I understand the appeal of pristineness; the idea that a place or a thing is precisely as God made it can be very compelling. But the key point is that it's an idea. There's nothing inherently beautiful about pristineness. But when I listen to opponents of oil exploration in ANWR I get the distinct impression that what they really mean isn't so much that ANWR is beautiful in itself, but that humans are ugly. In fact, I bet if you asked someone from Greenpeace if there were any place in the world that is devoid of humans and also ugly, they wouldn't be able to name one.
This is why there is no compromising on the anti side of this argument. The oil industry has made huge strides in oil exploration in the last few decades. The oil under the coastal plain could literally be extracted during the dead of winter when it's night for 58 straight days and no caribou would be dumb enough to come within 500 miles of the Arctic Ocean and all that would be left come spring would be a couple of Portosan-sized boxes (which the caribou would probably climb onto to catch a better wind and avoid the bugs that breed in their nostrils I am not kidding).

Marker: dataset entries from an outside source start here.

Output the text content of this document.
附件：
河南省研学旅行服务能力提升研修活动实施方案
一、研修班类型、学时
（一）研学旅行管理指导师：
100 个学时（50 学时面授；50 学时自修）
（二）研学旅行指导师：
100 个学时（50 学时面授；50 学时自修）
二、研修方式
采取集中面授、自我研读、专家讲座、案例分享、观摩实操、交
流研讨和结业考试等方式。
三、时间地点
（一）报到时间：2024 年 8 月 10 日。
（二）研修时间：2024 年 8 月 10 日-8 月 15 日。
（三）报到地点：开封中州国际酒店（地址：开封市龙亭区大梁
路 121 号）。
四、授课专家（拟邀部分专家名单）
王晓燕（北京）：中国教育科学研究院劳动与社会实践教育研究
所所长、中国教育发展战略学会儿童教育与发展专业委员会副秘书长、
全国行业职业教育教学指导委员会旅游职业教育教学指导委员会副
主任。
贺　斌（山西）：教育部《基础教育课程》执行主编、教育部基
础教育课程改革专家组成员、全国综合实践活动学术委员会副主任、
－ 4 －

But the environmentalists refuse to accept any concessions from the industry, because you can't be a little bit pregnant and you can't be a little bit pristine. It's like ANWR is a new car, and the second you drive it off the lot by poking a teeny-tiny hole in the ground, it's "used." The idea is ruined, even though the idea was false all along. The coastal plain isn't pristine the Inupiat Eskimos, who support drilling in their homeland, have been offing the caribou up there for centuries.
What really drove home for me how much arbitrary abstraction is involved on the anti side of this debate were my efforts to get to ANWR in the first place. The tour I signed up for didn't bring me to ANWR. It brought me to the Alpine oil facility run by Phillips Petroleum in Prudhoe Bay, a couple of hundred miles from ANWR. At Alpine, by the way, the caribou are thriving despite twenty years of oil extraction with machinery far clunkier than the stuff that would be used in ANWR.
The problem for me was that I couldn't go all the way up to the top shelf of the planet to write an article about the Arctic National Wildlife Refuge-without actually going there. The roughnecks and engineers thought I was a moron for insisting on seeing an area that looks exactly like the area around Prudhoe.
"Just look out the window. That's what ANWR looks like."
Ref post #11.
Thank you for sharing those photos. I had been looking for those exact ones for at least a couple of years.
Pristine, pristine, thats what anwr is. Anyone with pictures of the abundant and soon to be lifeless bodies of all the wildlife in the refuge? No? Pita is having a fit, enviro nazis are having fits, democrats are having fits.
Such fits have not been seen in the history of fits. All, over mere drops of oil, not enough to even make it financially worth while. Destroy the world, the watch cry of the stupid republican.
Brought to you by well meaning, compassionate, wise stewards, and worthy upholders of all the founding fathers sacrificed for, commonly referred to as members of the democrat party.